Third, the Genesis Court rejected any reliance on Roper's "dicta" indicating a policy allowing defendants to "pick off" named plaintiffs prior to class certification "'would frustrate the objectives of class actions.'" 133 S. Ct. at 1532 (quoting Roper, 445 U.S. at 339). The Court distinguished Roper on the facts, noting Roper "turned on a specific factual finding that the plaintiffs possessed a continuing personal economic stake in the litigation, even after the defendants' offer of judgment." Id. In this case, as in Genesis, the defendant's offer has "provided complete relief on [the plaintiff's] individual claims," and Masters has "no personal interest in representing putative, unnamed claimants, nor any other continuing interest that would preserve [his] suit from mootness." Id. (internal quotation marks omitted).
Conclusion
Having concluded Masters's TCPA claims—both individually and as a putative class action—are moot, and must therefore be dismissed under Rule 12(b)(1), the question remains what to do with the remainder of this case: specifically, Masters's TDCA claim.

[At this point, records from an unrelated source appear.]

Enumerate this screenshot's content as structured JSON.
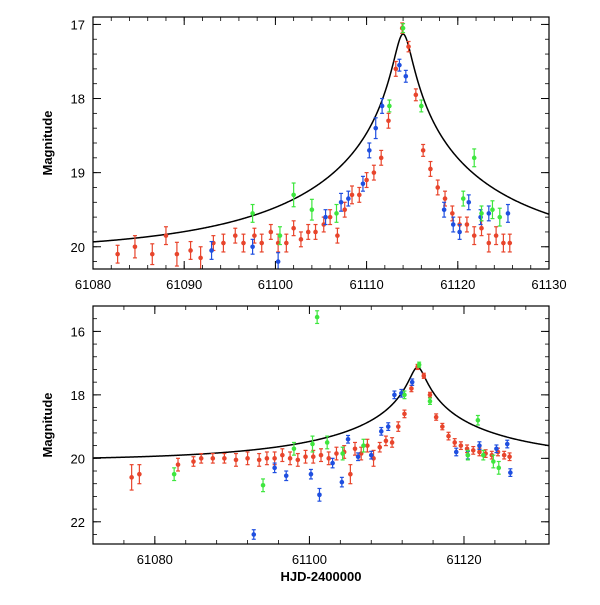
{
  "colors": {
    "blue": "#1f4fe0",
    "red": "#e8452c",
    "green": "#3ee63e",
    "model": "#000000"
  },
  "chart_data": [
    {
      "type": "scatter",
      "panel": "top",
      "xlabel": "",
      "ylabel": "Magnitude",
      "xlim": [
        61080,
        61130
      ],
      "ylim": [
        20.3,
        16.9
      ],
      "y_inverted": true,
      "xticks": [
        61080,
        61090,
        61100,
        61110,
        61120,
        61130
      ],
      "xtick_labels": [
        "61080",
        "61090",
        "61100",
        "61110",
        "61120",
        "61130"
      ],
      "yticks": [
        17,
        18,
        19,
        20
      ],
      "ytick_labels": [
        "17",
        "18",
        "19",
        "20"
      ],
      "model": {
        "baseline": 20.07,
        "peak_mag": 17.13,
        "t0": 61114.0,
        "u0": 0.0365,
        "tE": 24.7,
        "u_min_floor": 0.04
      },
      "series": [
        {
          "name": "red",
          "points": [
            [
              61082.7,
              20.1,
              0.12
            ],
            [
              61084.6,
              20.0,
              0.15
            ],
            [
              61086.5,
              20.1,
              0.14
            ],
            [
              61088.0,
              19.85,
              0.12
            ],
            [
              61089.2,
              20.1,
              0.16
            ],
            [
              61090.7,
              20.05,
              0.12
            ],
            [
              61091.8,
              20.15,
              0.15
            ],
            [
              61093.2,
              19.95,
              0.1
            ],
            [
              61094.3,
              19.95,
              0.12
            ],
            [
              61095.6,
              19.85,
              0.1
            ],
            [
              61096.5,
              19.95,
              0.12
            ],
            [
              61097.7,
              19.85,
              0.1
            ],
            [
              61098.5,
              19.95,
              0.12
            ],
            [
              61099.5,
              19.8,
              0.1
            ],
            [
              61100.3,
              19.95,
              0.12
            ],
            [
              61101.2,
              19.95,
              0.12
            ],
            [
              61102.0,
              19.75,
              0.1
            ],
            [
              61102.8,
              19.9,
              0.1
            ],
            [
              61103.6,
              19.8,
              0.1
            ],
            [
              61104.4,
              19.8,
              0.1
            ],
            [
              61105.3,
              19.7,
              0.1
            ],
            [
              61106.0,
              19.6,
              0.1
            ],
            [
              61106.8,
              19.85,
              0.1
            ],
            [
              61107.6,
              19.5,
              0.1
            ],
            [
              61108.4,
              19.3,
              0.12
            ],
            [
              61109.2,
              19.3,
              0.1
            ],
            [
              61110.0,
              19.1,
              0.1
            ],
            [
              61110.8,
              19.0,
              0.1
            ],
            [
              61111.6,
              18.8,
              0.1
            ],
            [
              61112.4,
              18.3,
              0.1
            ],
            [
              61113.2,
              17.6,
              0.1
            ],
            [
              61113.9,
              17.05,
              0.07
            ],
            [
              61114.6,
              17.3,
              0.07
            ],
            [
              61115.4,
              17.95,
              0.08
            ],
            [
              61116.2,
              18.7,
              0.08
            ],
            [
              61117.0,
              18.95,
              0.1
            ],
            [
              61117.8,
              19.2,
              0.1
            ],
            [
              61118.6,
              19.35,
              0.1
            ],
            [
              61119.4,
              19.55,
              0.1
            ],
            [
              61120.2,
              19.7,
              0.1
            ],
            [
              61121.0,
              19.7,
              0.1
            ],
            [
              61121.8,
              19.85,
              0.12
            ],
            [
              61122.6,
              19.75,
              0.1
            ],
            [
              61123.4,
              19.95,
              0.12
            ],
            [
              61124.2,
              19.85,
              0.12
            ],
            [
              61125.0,
              19.95,
              0.12
            ],
            [
              61125.7,
              19.95,
              0.12
            ]
          ]
        },
        {
          "name": "blue",
          "points": [
            [
              61093.0,
              20.05,
              0.12
            ],
            [
              61097.5,
              20.0,
              0.1
            ],
            [
              61100.3,
              20.2,
              0.12
            ],
            [
              61105.5,
              19.6,
              0.1
            ],
            [
              61107.2,
              19.4,
              0.12
            ],
            [
              61108.0,
              19.35,
              0.1
            ],
            [
              61109.6,
              19.15,
              0.1
            ],
            [
              61110.3,
              18.7,
              0.1
            ],
            [
              61111.0,
              18.4,
              0.14
            ],
            [
              61111.7,
              18.1,
              0.1
            ],
            [
              61113.6,
              17.55,
              0.08
            ],
            [
              61114.3,
              17.7,
              0.08
            ],
            [
              61118.5,
              19.5,
              0.1
            ],
            [
              61119.5,
              19.7,
              0.1
            ],
            [
              61120.2,
              19.8,
              0.1
            ],
            [
              61121.2,
              19.4,
              0.1
            ],
            [
              61122.5,
              19.6,
              0.1
            ],
            [
              61123.4,
              19.55,
              0.1
            ],
            [
              61125.5,
              19.55,
              0.12
            ]
          ]
        },
        {
          "name": "green",
          "points": [
            [
              61097.5,
              19.55,
              0.12
            ],
            [
              61100.5,
              19.85,
              0.12
            ],
            [
              61102.0,
              19.3,
              0.16
            ],
            [
              61104.0,
              19.5,
              0.14
            ],
            [
              61106.7,
              19.55,
              0.12
            ],
            [
              61112.5,
              18.1,
              0.08
            ],
            [
              61114.0,
              17.05,
              0.06
            ],
            [
              61116.0,
              18.1,
              0.08
            ],
            [
              61120.6,
              19.35,
              0.1
            ],
            [
              61121.8,
              18.8,
              0.12
            ],
            [
              61122.6,
              19.55,
              0.1
            ],
            [
              61123.8,
              19.5,
              0.12
            ],
            [
              61124.6,
              19.6,
              0.12
            ]
          ]
        }
      ]
    },
    {
      "type": "scatter",
      "panel": "bottom",
      "xlabel": "HJD-2400000",
      "ylabel": "Magnitude",
      "xlim": [
        61072,
        61131
      ],
      "ylim": [
        22.7,
        15.2
      ],
      "y_inverted": true,
      "xticks": [
        61080,
        61100,
        61120
      ],
      "xtick_labels": [
        "61080",
        "61100",
        "61120"
      ],
      "yticks": [
        16,
        18,
        20,
        22
      ],
      "ytick_labels": [
        "16",
        "18",
        "20",
        "22"
      ],
      "model": {
        "baseline": 20.07,
        "peak_mag": 17.13,
        "t0": 61114.0,
        "u0": 0.0365,
        "tE": 24.7,
        "u_min_floor": 0.04
      },
      "series": [
        {
          "name": "red",
          "points": [
            [
              61077.0,
              20.6,
              0.4
            ],
            [
              61078.0,
              20.5,
              0.3
            ],
            [
              61083.0,
              20.2,
              0.2
            ],
            [
              61085.0,
              20.1,
              0.15
            ],
            [
              61086.0,
              20.0,
              0.15
            ],
            [
              61087.5,
              20.0,
              0.15
            ],
            [
              61089.0,
              20.0,
              0.15
            ],
            [
              61090.5,
              20.05,
              0.2
            ],
            [
              61092.0,
              20.0,
              0.2
            ],
            [
              61093.5,
              20.05,
              0.2
            ],
            [
              61094.5,
              20.0,
              0.2
            ],
            [
              61095.5,
              20.0,
              0.2
            ],
            [
              61096.5,
              19.9,
              0.2
            ],
            [
              61097.5,
              20.0,
              0.2
            ],
            [
              61098.5,
              20.05,
              0.2
            ],
            [
              61099.5,
              19.95,
              0.2
            ],
            [
              61100.5,
              19.95,
              0.2
            ],
            [
              61101.5,
              19.9,
              0.2
            ],
            [
              61102.5,
              20.0,
              0.2
            ],
            [
              61103.5,
              19.85,
              0.2
            ],
            [
              61104.5,
              19.8,
              0.2
            ],
            [
              61105.3,
              20.5,
              0.3
            ],
            [
              61105.9,
              19.7,
              0.2
            ],
            [
              61106.7,
              19.85,
              0.2
            ],
            [
              61107.5,
              19.6,
              0.2
            ],
            [
              61108.3,
              20.0,
              0.25
            ],
            [
              61109.1,
              19.65,
              0.15
            ],
            [
              61109.9,
              19.45,
              0.15
            ],
            [
              61110.7,
              19.5,
              0.15
            ],
            [
              61111.5,
              19.0,
              0.15
            ],
            [
              61112.3,
              18.6,
              0.12
            ],
            [
              61113.2,
              17.8,
              0.1
            ],
            [
              61114.0,
              17.12,
              0.08
            ],
            [
              61114.8,
              17.4,
              0.08
            ],
            [
              61115.6,
              18.0,
              0.08
            ],
            [
              61116.4,
              18.7,
              0.1
            ],
            [
              61117.2,
              19.0,
              0.1
            ],
            [
              61118.0,
              19.3,
              0.12
            ],
            [
              61118.8,
              19.5,
              0.12
            ],
            [
              61119.6,
              19.6,
              0.12
            ],
            [
              61120.4,
              19.7,
              0.12
            ],
            [
              61121.2,
              19.75,
              0.12
            ],
            [
              61122.0,
              19.8,
              0.12
            ],
            [
              61122.8,
              19.85,
              0.12
            ],
            [
              61123.6,
              19.9,
              0.12
            ],
            [
              61124.4,
              19.8,
              0.12
            ],
            [
              61125.2,
              19.9,
              0.12
            ],
            [
              61125.9,
              19.95,
              0.12
            ]
          ]
        },
        {
          "name": "blue",
          "points": [
            [
              61092.8,
              22.4,
              0.15
            ],
            [
              61095.5,
              20.3,
              0.15
            ],
            [
              61097.0,
              20.55,
              0.15
            ],
            [
              61100.2,
              20.5,
              0.15
            ],
            [
              61101.3,
              21.15,
              0.2
            ],
            [
              61103.0,
              20.15,
              0.15
            ],
            [
              61104.2,
              20.75,
              0.15
            ],
            [
              61105.0,
              19.4,
              0.12
            ],
            [
              61106.3,
              19.95,
              0.12
            ],
            [
              61108.0,
              19.9,
              0.12
            ],
            [
              61109.3,
              19.15,
              0.12
            ],
            [
              61110.2,
              19.0,
              0.12
            ],
            [
              61111.0,
              18.0,
              0.12
            ],
            [
              61111.9,
              17.95,
              0.12
            ],
            [
              61113.3,
              17.6,
              0.1
            ],
            [
              61119.0,
              19.8,
              0.12
            ],
            [
              61120.5,
              19.9,
              0.12
            ],
            [
              61122.0,
              19.6,
              0.12
            ],
            [
              61124.2,
              19.7,
              0.12
            ],
            [
              61125.6,
              19.55,
              0.12
            ],
            [
              61126.0,
              20.45,
              0.12
            ]
          ]
        },
        {
          "name": "green",
          "points": [
            [
              61082.5,
              20.5,
              0.2
            ],
            [
              61094.0,
              20.85,
              0.2
            ],
            [
              61098.0,
              19.7,
              0.2
            ],
            [
              61100.4,
              19.55,
              0.25
            ],
            [
              61101.0,
              15.55,
              0.2
            ],
            [
              61102.3,
              19.5,
              0.2
            ],
            [
              61104.3,
              19.85,
              0.2
            ],
            [
              61107.0,
              19.6,
              0.2
            ],
            [
              61112.3,
              18.0,
              0.12
            ],
            [
              61114.2,
              17.05,
              0.08
            ],
            [
              61115.6,
              18.2,
              0.1
            ],
            [
              61120.5,
              19.9,
              0.15
            ],
            [
              61121.8,
              18.8,
              0.15
            ],
            [
              61122.5,
              19.9,
              0.15
            ],
            [
              61123.8,
              20.1,
              0.2
            ],
            [
              61124.5,
              20.3,
              0.2
            ]
          ]
        }
      ]
    }
  ]
}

Wells Fargo urges a remand, and Masters does not address this possibility in his response. The Fifth Circuit's "general rule is to dismiss state claims when the federal claims to which they are pendant are dismissed." Parker & Parsley Petroleum Co. v. Dresser Indus., 972 F.2d 580, 585 (5th Cir. 1992); see also Villegas v. El Paso Indep. Sch. Dist., 481 F. Supp. 2d 729, 735 (W.D. Tex. 2006) (dismissing pendent state-law claims following dismissal of plaintiff's only federal claim). Where remand is an option because of removal, however, remand is the more efficient route, and it is the one the Court chooses in this instance.
Before the Court grants any relief, however, the Court must decide what to do with Wells Fargo's outstanding offer. Because Wells Fargo's latest offer was made in a Reply motion, it is unclear whether Masters has had an opportunity to accept or refuse the offer. The Court will therefore give Wells Fargo an opportunity to present its amended offer to Masters. If Masters accepts the offer, the parties may file a joint dismissal of the settled TCPA claims, and the Court will remand the TDCA claim. If Masters refuses the offer, or fails to accept within a reasonable time (fourteen days), Wells Fargo should so inform the Court and pay the settlement amount into the registry of the Court. The motion to dismiss will then be granted, the funds made available to Masters, and the TDCA claim remanded.
Accordingly,
IT IS ORDERED that Defendant Wells Fargo Bank South Central, N.A. shall formally offer its amended settlement of $13,500.00 to Masters. If Masters refuses or does not accept with FOURTEEN (14) DAYS of receipt of the offer, Wells Fargo shall tender the payment into the registry of the Court and provide notice of such payment to the Court, at which time the Court will enter an order of dismissal and order of remand as noted in this opinion.
SIGNED this the 11th day of July 2013.